La libération animale,

de Peter Singer,

Traduit de l’anglais par Louise Rousselle
Présentation de Jean-Baptiste Jeangène Vilmer,
Petite Bibliothèque Payot, 2012 [1975].

Singer-Liberation-animale

       Comment traiter les animaux ? Cette question, qui relève de la philosophie morale, est au cœur de ce livre de Peter Singer dont beaucoup de ses lecteurs disent qu’il a changé leur vie. Pourtant, l’ouvrage comporte relativement peu de réflexions proprement philosophiques. Il est surtout constitué de longues descriptions d’expériences de laboratoire et d’analyses détaillées des conditions d’élevage des animaux de rente ; il abonde aussi en conseils pratiques pour éviter de faire souffrir inutilement les animaux et offre même des informations sur la diététique, allant presque jusqu’à donner des recettes de cuisine. Ce n’est donc en rien un livre aride, comme tant d’ouvrages de philosophie. Ce qui ne l’empêche pas d’être d’une terrible profondeur philosophique. Car ce qu’il montre à voir parle de lui-même et fait froid dans le dos.
       Que découvre-t-on en effet dans ce livre ? En deux mots, l’existence d’une cruauté effroyable dissimulée derrière les murs des laboratoires, des fermes d’élevage intensif et des abattoirs. Singer n’est pas dans l’outrance. Ses sources principales sont les articles scientifiques écrits par les expérimentateurs eux-mêmes et les revues des professionnels de l’industrie alimentaire. Or ces textes révèlent que les animaux qui tombent entre les mains de ces bonnes âmes se retrouvent presque littéralement en enfer.

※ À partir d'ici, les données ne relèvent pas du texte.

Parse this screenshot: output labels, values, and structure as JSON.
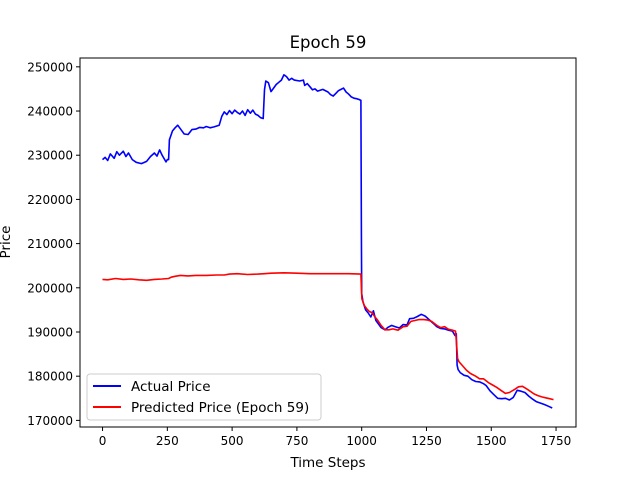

Difficile en effet de ne pas être bouleversé par ces lapins à qui l’on verse des produits corrosifs dans les yeux (décapant pour four, détachant pour moquette, etc.), par ces petits rongeurs à qui l’on fait ingurgiter des produits tous plus toxiques les uns que les autres, par tous ces chiens ou chats électrocutés jusqu’à ce que mort s’en suive pour tester telle ou telle réaction, par ces poules qui passent leur vie dans des cages si petites qu’elles peuvent à peine bouger une aile, par ces veaux maintenus malades presque à en mourir pour que leur viande reste blanche, par ces vaches que l’on dépèce vivantes, et ainsi de suite.
       Toute personne sensée a envie de crier « Arrêtez le massacre ! ». Pourtant, l’abomination se perpétue. Pourquoi ? Singer identifie une cause principale : le spécisme. Ce mot, formé par analogie avec racisme et sexisme, désigne le fait d’assigner différentes considérations à des êtres sur la seule base de leur appartenance à une espèce, et non pas en fonction de leurs intérêts propres. Les personnes qui font terriblement souffrir les animaux le font ainsi avec l’excuse que leurs victimes ne sont justement pas humaines. Or, pour Singer, si un être souffre, il ne peut y avoir aucune justification morale pour refuser de prendre en considération sa souffrance ; en particulier, il n’est pas acceptable de le faire souffrir sans nécessité. Cet argument implique qu’il faut non seulement boycotter l’industrie de la viande, mais aller jusqu’à devenir végétarien, puisqu’en faisant tuer un animal, juste pour notre plaisir culinaire, nous le faisons immanquablement souffrir sans nécessité. Cet argument implique aussi que soit mis un terme à la quasi-totalité des expérimentations sur les animaux puisque, comme le montre Singer, elles sont loin d’être nécessaires.
       À la fin du XXe et au début du XXIe siècles, l’idée qu’il ne faudrait pas faire souffrir sans nécessité les animaux semble assez répandue. Mais, comme le fait remarquer Singer, la plupart de ceux qui l’acceptent font également tout pour oublier l’horreur sur laquelle reposent leurs petits plaisirs : « Ne me parlez pas de vos histoires d’abattoirs, répète ainsi le carnivore, vous allez gâcher mon repas ! ». Cette situation explique pourquoi le livre de Singer continue à la fois à bouleverser certains de ses lecteurs et à être rejeté de façon virulente par d’autres.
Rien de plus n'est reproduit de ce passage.